Why a guy would be ashamed of their attraction to a heavy set woman

—Snip—

This is the most depressing thing I’ve read in this thread and possibly on The Dope in a very long time. IMHO it is also the antithesis of what this thread is about. For about a bazillion different reasons, people catch another person’s eye or not. And people fall in lust or love or not.

Women who are very slender or “bones” as you’ve said deal with plenty of body issues, just as women of all shapes and sizes do. Because a woman is very slender or very “boney” doesn’t mean they attract or deserve men who are Dogs.

:frowning:

ETA: I read your remarks up there, anomalous1, and respect your sincerity. I’m gonna let this post stay, because I felt it was an honest response, but I am grateful for the clarification !!

Ya I think that unless she is morbidly obese, or has that weird sweaty smell, then there’s no reason to feel ashamed. As most have pointed out, we’re definitely conditioned in our “lusting.” In the 90s it was skiiinnnny as hell women like Courtney Cox. Now it’s totally different.

Honestly, not all men would be ashamed of you. Also, there is something deeply sadly wrong with anybody who would try to get you to believe that. He should be ashamed of his own damn self. I hope your next experiences are fantastic.

Something I have really disliked about myself is the weakness I have had as a man when it comes to selecting women based on appearance. Not even the appearance I am most attracted to but the appearance I think society judges us on. If I could do anything over in life it would be to go back and date all the girls I really liked who may not have had the physical appearance I thought I was expected to show up with. I was aware of this as young as 15 years old but was too weak to change.

Just my humble two cents…
If a guy is ashamed of their attraction to a thick lady, then they are most likely immature and insecure about themselves as well. When I was a teenager, aka VERY immature, I would never admit any attraction out of the ‘norm’ of what my circle of friends thought, because…I have no idea anymore… As I matured, I realized that I should follow what made ME happy. I eventually realized that looks are fleeting (on both sides of the gender spectrum) and my idea of what is attractive should really center around the person as a whole, how they carried themselves, how they made me feel etc. My wife is “thick”, I don’t care and never will. She is comfortable with herself; loves me and I love her, nothing else matters.

On a similar note, I have observed that it’s not that some men don’t act on that attraction, it’s that they go out with this woman and etc and then treat her badly. And that’s okay because, as was explained to me, “you just fuck fat girls.”

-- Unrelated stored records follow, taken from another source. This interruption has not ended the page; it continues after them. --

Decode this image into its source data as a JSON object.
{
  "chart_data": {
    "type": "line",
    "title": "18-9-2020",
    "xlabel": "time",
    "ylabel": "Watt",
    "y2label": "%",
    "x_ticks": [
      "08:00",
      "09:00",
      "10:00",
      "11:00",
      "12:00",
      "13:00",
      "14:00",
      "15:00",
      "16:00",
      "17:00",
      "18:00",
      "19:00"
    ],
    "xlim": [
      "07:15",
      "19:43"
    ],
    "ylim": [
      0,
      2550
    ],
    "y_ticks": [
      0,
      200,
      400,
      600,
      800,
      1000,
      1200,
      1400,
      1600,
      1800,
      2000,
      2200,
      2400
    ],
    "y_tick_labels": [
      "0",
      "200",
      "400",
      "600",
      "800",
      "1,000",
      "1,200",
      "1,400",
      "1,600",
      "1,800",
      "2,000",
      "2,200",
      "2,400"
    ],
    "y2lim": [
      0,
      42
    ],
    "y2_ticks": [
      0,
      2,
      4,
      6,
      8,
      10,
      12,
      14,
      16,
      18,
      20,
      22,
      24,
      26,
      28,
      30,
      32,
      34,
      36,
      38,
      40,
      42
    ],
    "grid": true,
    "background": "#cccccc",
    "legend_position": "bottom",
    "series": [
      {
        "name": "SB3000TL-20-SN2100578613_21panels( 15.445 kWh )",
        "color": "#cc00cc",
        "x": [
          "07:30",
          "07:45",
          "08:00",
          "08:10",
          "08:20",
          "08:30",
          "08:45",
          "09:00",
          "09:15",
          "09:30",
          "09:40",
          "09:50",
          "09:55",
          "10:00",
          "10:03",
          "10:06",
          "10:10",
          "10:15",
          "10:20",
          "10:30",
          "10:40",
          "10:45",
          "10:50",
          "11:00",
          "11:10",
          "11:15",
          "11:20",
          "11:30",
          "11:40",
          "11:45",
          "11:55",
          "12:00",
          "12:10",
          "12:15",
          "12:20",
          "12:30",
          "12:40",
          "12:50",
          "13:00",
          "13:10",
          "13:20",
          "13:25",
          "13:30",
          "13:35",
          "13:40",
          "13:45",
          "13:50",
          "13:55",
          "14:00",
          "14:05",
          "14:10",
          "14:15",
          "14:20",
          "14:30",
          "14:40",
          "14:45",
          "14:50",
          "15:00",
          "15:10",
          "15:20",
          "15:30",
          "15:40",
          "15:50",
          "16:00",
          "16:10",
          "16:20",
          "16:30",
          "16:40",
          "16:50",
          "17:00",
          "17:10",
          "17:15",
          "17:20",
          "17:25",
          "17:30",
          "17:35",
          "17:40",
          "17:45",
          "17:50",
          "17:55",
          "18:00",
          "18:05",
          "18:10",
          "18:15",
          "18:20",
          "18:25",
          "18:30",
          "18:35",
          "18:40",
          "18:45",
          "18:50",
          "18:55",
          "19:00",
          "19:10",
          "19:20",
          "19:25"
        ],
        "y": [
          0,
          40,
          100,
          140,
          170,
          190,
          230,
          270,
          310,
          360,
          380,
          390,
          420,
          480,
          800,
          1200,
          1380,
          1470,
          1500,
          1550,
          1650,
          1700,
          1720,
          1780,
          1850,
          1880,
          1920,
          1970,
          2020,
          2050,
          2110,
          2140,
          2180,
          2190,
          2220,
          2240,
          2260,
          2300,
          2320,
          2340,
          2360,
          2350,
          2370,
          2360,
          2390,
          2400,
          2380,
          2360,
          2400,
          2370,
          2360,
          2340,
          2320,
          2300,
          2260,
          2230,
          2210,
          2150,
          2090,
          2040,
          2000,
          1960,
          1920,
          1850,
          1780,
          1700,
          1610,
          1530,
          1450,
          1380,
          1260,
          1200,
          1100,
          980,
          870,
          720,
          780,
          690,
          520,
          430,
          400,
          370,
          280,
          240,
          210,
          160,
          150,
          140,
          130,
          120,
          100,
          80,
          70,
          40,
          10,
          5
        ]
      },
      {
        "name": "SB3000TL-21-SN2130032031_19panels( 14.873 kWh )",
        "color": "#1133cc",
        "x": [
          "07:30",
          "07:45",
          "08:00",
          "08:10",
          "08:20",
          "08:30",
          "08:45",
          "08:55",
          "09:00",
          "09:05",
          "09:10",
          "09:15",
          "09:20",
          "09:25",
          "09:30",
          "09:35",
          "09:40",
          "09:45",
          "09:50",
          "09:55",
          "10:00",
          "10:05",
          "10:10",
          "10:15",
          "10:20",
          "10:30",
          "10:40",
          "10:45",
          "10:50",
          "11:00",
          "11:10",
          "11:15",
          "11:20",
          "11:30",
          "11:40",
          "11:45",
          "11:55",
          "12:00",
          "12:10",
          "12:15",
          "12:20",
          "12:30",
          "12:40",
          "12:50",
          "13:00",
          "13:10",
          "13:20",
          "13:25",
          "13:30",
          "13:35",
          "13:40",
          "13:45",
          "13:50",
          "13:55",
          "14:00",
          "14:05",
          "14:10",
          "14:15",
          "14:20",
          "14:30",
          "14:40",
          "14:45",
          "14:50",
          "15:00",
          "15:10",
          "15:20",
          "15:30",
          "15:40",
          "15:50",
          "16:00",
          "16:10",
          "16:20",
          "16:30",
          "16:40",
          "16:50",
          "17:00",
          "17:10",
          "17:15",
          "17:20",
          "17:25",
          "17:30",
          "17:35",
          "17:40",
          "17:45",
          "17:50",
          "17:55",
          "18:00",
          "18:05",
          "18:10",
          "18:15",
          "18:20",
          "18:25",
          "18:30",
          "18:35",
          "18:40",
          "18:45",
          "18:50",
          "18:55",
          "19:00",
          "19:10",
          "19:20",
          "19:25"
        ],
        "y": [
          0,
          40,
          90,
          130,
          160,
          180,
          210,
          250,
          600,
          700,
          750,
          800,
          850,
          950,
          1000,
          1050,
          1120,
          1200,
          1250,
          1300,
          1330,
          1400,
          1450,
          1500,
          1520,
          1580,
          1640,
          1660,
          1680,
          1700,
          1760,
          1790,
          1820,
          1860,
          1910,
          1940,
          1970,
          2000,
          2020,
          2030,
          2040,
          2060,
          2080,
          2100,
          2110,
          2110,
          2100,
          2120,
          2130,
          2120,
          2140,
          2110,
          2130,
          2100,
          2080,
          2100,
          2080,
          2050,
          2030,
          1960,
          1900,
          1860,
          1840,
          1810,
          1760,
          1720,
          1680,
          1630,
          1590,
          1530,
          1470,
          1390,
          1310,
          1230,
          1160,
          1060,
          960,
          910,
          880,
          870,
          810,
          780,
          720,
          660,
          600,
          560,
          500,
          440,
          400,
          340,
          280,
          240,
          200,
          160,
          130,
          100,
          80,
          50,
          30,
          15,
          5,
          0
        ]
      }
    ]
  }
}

Then again, I also am horrified at women who refuse to see men who don’t fit some kind of Hollywood image of perfection. “I wouldn’t go out with him, he’s shorter than I am,” or “I wouldn’t date a man who has a blue collar job.” A few years back a guy I knew (a really nice guy, too, genuinely good guy, had a lot going for him) wanted to date a friend of mine and when approached on the subject she said, “He’s so short I could eat peanuts off the top of his head! What would I want with someone like that?” And she literally laughed at the prospect. “I would never go out with someone like that.”